Cybercriminals are nothing if not persistent when it comes to data breach issues, and their field of motivation is broadening to encompass everything from old standbys like avarice and schadenfreude to new forms of social activism and ideological dissent. While it seems that the only constant in the world of cybercrime is change, there are a few features on that landscape that continue to defy that phenomenon.
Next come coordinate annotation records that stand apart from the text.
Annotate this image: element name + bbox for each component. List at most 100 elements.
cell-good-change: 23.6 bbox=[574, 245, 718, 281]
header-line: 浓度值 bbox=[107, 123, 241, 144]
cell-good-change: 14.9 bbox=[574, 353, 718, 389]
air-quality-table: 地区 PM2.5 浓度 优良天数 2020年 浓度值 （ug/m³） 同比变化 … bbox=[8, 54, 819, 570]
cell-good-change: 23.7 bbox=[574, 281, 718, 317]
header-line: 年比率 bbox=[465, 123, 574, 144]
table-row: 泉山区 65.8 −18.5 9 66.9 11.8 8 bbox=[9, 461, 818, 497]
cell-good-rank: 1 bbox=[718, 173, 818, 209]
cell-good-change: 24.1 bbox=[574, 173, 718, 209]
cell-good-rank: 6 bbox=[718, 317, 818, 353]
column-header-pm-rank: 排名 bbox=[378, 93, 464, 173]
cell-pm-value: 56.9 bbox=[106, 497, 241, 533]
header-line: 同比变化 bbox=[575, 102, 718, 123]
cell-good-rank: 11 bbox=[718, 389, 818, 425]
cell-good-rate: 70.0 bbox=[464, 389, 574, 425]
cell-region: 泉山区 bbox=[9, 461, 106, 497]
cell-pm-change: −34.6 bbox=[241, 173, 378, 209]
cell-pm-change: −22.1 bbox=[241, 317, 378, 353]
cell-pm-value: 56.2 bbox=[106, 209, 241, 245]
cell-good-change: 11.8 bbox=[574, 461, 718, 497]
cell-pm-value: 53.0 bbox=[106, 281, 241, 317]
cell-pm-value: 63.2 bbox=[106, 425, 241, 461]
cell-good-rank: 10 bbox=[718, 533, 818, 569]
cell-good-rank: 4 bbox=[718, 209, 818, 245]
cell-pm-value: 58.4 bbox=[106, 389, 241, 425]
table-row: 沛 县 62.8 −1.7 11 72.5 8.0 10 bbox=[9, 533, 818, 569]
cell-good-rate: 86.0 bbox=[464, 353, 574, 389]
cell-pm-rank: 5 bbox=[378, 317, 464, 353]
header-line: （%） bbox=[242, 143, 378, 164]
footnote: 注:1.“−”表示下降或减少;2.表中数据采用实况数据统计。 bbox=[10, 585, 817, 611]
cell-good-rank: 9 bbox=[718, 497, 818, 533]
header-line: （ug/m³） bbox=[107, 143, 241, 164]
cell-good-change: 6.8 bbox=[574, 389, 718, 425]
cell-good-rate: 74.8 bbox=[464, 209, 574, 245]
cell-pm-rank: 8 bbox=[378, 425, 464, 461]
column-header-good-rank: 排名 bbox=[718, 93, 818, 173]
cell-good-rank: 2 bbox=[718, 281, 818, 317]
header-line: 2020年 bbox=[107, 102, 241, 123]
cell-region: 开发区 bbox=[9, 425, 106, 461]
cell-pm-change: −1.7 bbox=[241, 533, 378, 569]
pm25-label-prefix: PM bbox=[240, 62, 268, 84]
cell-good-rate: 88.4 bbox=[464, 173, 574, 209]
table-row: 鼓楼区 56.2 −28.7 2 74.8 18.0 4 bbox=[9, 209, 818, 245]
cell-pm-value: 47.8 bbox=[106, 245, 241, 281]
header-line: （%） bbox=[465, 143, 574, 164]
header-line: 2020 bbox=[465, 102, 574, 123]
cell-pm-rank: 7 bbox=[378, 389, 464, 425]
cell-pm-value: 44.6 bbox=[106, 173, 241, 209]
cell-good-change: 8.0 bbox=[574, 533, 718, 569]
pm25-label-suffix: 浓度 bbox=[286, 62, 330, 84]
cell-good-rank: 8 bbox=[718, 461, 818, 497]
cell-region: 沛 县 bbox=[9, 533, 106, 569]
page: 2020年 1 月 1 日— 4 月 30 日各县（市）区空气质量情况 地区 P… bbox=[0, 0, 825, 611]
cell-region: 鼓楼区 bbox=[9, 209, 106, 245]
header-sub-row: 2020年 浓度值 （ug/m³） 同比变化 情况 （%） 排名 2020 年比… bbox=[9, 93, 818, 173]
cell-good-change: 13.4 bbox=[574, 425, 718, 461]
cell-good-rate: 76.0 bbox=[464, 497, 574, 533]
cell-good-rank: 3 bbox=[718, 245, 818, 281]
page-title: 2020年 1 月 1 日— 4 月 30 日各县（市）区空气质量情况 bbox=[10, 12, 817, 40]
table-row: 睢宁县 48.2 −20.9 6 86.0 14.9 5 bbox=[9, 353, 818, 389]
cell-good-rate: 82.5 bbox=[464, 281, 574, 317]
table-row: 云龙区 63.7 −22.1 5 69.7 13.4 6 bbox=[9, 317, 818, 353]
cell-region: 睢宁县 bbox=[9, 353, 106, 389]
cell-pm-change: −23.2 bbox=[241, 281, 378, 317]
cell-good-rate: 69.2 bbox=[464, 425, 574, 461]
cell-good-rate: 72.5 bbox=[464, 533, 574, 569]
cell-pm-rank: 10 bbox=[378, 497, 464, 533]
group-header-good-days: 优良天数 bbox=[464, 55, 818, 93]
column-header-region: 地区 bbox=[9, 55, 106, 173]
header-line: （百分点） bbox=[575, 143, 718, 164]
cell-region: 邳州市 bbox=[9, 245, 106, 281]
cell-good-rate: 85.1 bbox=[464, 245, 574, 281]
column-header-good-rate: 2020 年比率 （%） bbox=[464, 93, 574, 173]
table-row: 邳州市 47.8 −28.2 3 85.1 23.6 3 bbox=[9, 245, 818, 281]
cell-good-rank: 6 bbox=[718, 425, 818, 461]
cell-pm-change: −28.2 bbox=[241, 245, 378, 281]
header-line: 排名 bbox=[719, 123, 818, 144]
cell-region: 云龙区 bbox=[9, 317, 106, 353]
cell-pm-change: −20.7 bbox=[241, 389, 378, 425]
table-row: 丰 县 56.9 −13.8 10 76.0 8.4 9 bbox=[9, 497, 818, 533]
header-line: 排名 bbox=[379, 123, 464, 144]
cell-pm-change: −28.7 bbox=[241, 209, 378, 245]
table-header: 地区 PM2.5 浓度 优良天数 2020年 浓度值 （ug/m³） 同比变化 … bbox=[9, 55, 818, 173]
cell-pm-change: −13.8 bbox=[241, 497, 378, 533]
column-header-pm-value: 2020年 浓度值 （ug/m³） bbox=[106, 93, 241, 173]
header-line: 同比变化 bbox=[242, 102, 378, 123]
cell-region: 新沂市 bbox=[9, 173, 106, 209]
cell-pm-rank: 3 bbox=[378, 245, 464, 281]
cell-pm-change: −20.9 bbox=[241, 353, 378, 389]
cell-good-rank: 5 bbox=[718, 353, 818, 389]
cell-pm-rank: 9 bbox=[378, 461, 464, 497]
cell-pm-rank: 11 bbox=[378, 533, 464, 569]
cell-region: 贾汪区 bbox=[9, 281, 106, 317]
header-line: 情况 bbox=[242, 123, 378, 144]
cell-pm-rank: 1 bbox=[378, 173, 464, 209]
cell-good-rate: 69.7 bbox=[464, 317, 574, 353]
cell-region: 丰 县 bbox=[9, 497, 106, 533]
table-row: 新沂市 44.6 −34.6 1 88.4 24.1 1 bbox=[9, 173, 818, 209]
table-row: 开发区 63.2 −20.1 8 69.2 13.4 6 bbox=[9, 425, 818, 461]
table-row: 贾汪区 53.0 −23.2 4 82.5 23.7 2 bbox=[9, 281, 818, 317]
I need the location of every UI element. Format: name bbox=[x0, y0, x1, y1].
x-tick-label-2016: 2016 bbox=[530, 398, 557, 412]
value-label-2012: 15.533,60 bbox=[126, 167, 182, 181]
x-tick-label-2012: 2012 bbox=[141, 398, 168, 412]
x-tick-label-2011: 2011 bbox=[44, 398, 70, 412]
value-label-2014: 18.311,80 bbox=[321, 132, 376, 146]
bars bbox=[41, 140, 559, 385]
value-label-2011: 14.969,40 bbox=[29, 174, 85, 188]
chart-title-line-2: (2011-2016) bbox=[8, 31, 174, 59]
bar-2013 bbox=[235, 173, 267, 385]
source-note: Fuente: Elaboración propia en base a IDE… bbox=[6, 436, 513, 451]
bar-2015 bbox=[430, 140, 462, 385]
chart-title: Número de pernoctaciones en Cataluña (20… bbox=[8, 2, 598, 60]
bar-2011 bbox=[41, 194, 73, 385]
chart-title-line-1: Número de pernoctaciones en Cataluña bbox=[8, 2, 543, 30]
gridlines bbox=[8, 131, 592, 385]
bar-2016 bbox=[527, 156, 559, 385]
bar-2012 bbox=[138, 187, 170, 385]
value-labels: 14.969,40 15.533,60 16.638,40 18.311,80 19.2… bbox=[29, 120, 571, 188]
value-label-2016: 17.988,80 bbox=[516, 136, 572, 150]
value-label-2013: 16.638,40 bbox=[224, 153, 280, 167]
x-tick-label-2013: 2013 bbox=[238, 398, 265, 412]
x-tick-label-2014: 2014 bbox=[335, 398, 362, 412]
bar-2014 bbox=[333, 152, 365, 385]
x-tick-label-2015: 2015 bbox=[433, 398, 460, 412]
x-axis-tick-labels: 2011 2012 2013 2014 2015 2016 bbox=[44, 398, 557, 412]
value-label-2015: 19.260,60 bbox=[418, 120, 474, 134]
One is the type of business most plagued by cybercriminals. Larger organizations continue to be one of the top targets, due largely to the high value of their data. According to a mid-year intelligence report by computer security provider Symantec, companies in the defense industry experienced the greatest number attacks, with an average of 7.3 targeted attacks blocked by the companies’ defenses each day. They were followed by companies in the chemical and pharmaceutical industries (with an average of 2.9 attacks blocked per day) and manufacturing concerns (1.5 attacks blocked each day, on average).1
In terms of the number of personnel, large companies with more than 2500 employees continued to be the most popular targets, accounting for 44 percent of all targeted attacks in the first half of the year, Symantec said. And it appears that many larger organizations hold no illusions about their own vulnerabilities. According to the results of a recent survey of 100 information security executives at companies with annual revenues in excess of $100 million, a third doubted that their organizations could fend off future attacks, and 84 percent said their companies were vulnerable to “advanced persistent attacks” – characterized as highly aggressive assaults launched by major criminal organizations and foreign governments.2
While high profile attacks and breaches dominate the news, cybercrime can and does occur on much more modest scales, and increasingly, to more modestly sized businesses. According to the Symantec report, more than a third of targeted attacks on businesses in the first half of 2012 were aimed at companies with fewer than 250 employees. That amounted to twice the percentage of attacks aimed at similar sized companies at the end of the previous year, Symantec said. In terms of the number of targeted attacks, the company said it blocked an average of 58 each day aimed at small businesses in the first half of 2012.
In 2009, businesses with 100 or fewer employees accounted for 27 percent of the 141 cases of data breach included in a study by Verizon and the U.S. Secret Service. By 2010, such small businesses accounted for 63 percent of the 761 cases in the study.3
The Rise of Hacktivism
According to the Verizon report, 98 percent of the breaches investigated originated from outside agents in 2011, up six percent from the previous year. Breaches that implicated internal employees came in at 4 percent, down 13 percent from the previous year. But it is the recent growth of hacktivism, which rose from a historically fringe element to a substantial force in 2011, that adds a new set of wrinkles to watch for in the fabric of cybercrime. Most hacktivist attacks in 2011 were conducted against larger organizations, whose higher profiles afforded the attackers a greater degree of notoriety. However, since the motivations behind this form of cybercrime range from ideological activism to sheer greed, hacktivism may find its way to organizations of all sizes.
The Stepping Stone Connection
In looking at reports such as those conducted by Verizon and Symantec, it appears that many cybercriminals are exploiting what are often perceived as comparatively lax security measures at smaller companies that often partner with larger companies. With data gathered from these smaller companies, it may be possible for attackers to penetrate the defenses of their larger corporate partners.
We Can’t Change the Wind…

At the end of the day, how does information gleaned from surveys and studies translate into the real world? For one thing, it demonstrates that the threat of a data breach is very real for companies of all sizes. For another, in an era of tight funding for IT security departments, it underscores the value of gathering good intelligence before committing limited resources.